Bryan Clifford Sykes, a British geneticist, and an Emeritus Professor of human genetics at the University of Oxford, passed away last month. He was one of the first scientists to describe the process of using DNA to research one's ethnic ancestry.
In 2001, Sykes published a book for the popular audience, The Seven Daughters of Eve, in which he explained how the dynamics of maternal mitochondrial DNA (mtDNA) inheritance leave their mark on the human population in the form of genetic clans sharing common maternal descent. He notes that the majority of Europeans can be classified in seven such clans, known scientifically as haplogroups, distinguishable by differences in their mtDNA that are unique to each group, with each clan descending from a separate prehistoric female-line ancestor. He referred to these seven 'clan mothers' as 'daughters of Eve', a reference to the mitochondrial Eve to whom the mtDNA of all modern humans traces.

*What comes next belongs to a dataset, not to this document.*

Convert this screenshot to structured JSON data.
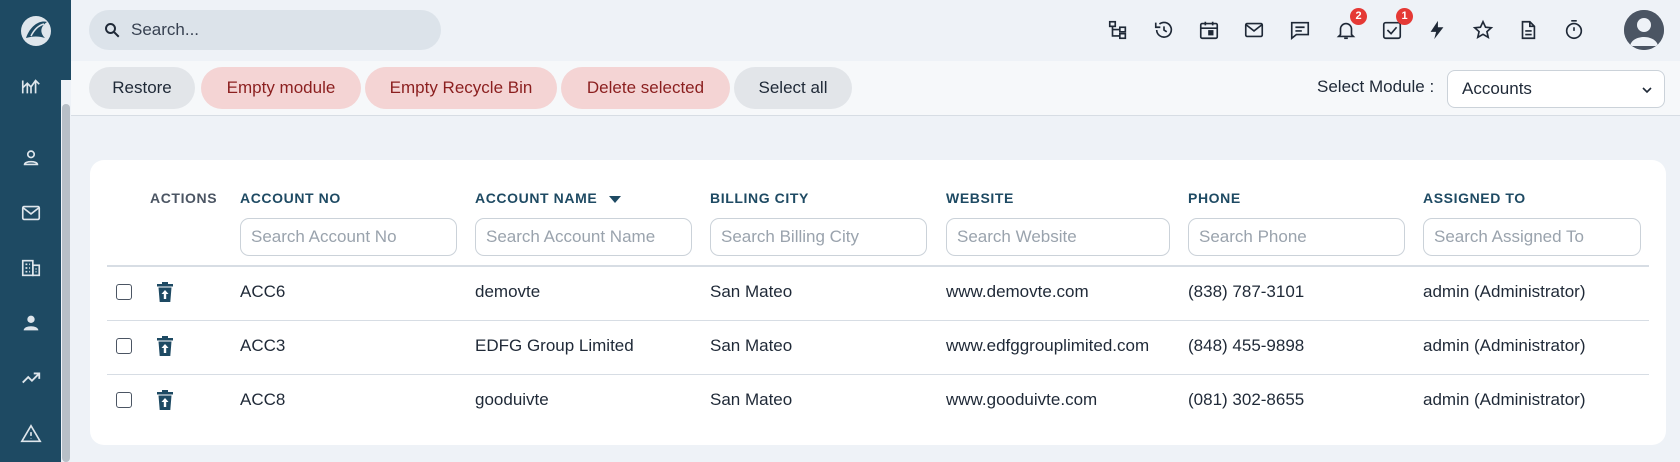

Due to his book and his public speaking, a dozen or more "genealogy DNA companies" were formed and soon after that thousands of genealogists took DNA tests. Even this newsletter soon started writing about genealogy DNA research soon after his first book was published.
In his 2006 book, Blood of the Isles (published in the United States and Canada as Saxons, Vikings and Celts: The Genetic Roots of Britain and Ireland), Sykes examined British genetic "clans". He presented evidence from mitochondrial DNA, inherited by both sexes from their mothers, and the Y chromosome, inherited by men from their fathers.